I'm totally new to word2vec so pls bear it with me. I have a set of text files each containing a set of tweets, between 1000-3000. I have chosen a common keyword ("kw1") and wants to find semantically relevant terms for "kw1" using word2vec. For example if the keyword is "apple" I would expect to see related terms such as "ipad" "os" "mac"... based on the input file. So this set of related terms for "kw1" would be different for each input file as word2vec would be trained on individual files (eg., 5 input files, run word2vec 5 times on each file).
My goal is to find sets of related terms for each input file given the common keyword ("kw1"), which would be used for some other purposes.
My questions/doubts are:
- Does it make sense to use word2vec for a task like this? is it technically right to use considering the small size of an input file?

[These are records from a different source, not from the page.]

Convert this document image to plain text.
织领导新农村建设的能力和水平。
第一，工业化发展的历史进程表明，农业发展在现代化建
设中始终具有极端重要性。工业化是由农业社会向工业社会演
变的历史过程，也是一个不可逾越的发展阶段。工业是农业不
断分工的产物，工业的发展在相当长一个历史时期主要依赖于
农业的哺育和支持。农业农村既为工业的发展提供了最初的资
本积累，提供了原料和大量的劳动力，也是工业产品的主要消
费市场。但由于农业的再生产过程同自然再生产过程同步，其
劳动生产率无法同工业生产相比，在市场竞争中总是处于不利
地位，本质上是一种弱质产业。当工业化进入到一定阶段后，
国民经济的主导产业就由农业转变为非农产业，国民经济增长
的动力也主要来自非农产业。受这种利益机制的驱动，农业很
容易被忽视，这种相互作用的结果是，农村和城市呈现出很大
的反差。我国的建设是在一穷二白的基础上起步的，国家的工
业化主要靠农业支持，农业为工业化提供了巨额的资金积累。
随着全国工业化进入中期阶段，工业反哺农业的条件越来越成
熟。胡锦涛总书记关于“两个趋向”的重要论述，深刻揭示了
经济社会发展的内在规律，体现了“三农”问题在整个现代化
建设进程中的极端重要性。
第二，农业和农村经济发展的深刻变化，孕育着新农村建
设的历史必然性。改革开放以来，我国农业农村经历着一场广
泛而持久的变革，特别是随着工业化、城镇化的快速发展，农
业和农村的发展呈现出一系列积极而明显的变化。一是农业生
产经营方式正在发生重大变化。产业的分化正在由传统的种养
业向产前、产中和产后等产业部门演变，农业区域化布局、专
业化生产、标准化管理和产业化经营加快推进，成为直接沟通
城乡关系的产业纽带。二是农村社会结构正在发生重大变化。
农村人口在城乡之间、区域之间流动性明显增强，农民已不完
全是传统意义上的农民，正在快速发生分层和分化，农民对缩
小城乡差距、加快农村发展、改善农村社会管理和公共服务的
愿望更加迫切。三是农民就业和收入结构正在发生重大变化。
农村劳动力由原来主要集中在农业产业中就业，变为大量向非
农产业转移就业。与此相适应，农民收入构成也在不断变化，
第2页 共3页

I have downloaded the code from code.google.com: https://code.google.com/p/word2vec/ and have just given it a dry run as follows:
time ./word2vec -train $file -output vectors.bin -cbow 1 -size 200 -window 10 -negative 25 -hs 1 -sample 1e-3 -threads 12 -binary 1 -iter 50 ./distance vectors.bin
From my results I saw I'm getting many noisy terms (stopwords) when I'm using the 'distance' tool to get related terms to "kw1". So I did remove stopwords and other noisy terms such as user mentions. But I haven't seen anywhere that word2vec requires cleaned input data...?
How do you choose right parameters? I see the results (from running the distance tool) varies greatly when i change parameters such as '-window', '-iter'. Which technique should I use to find the correct values for the parameters. (manual trial and error is not possible for me as I'll be scaling up the dataset).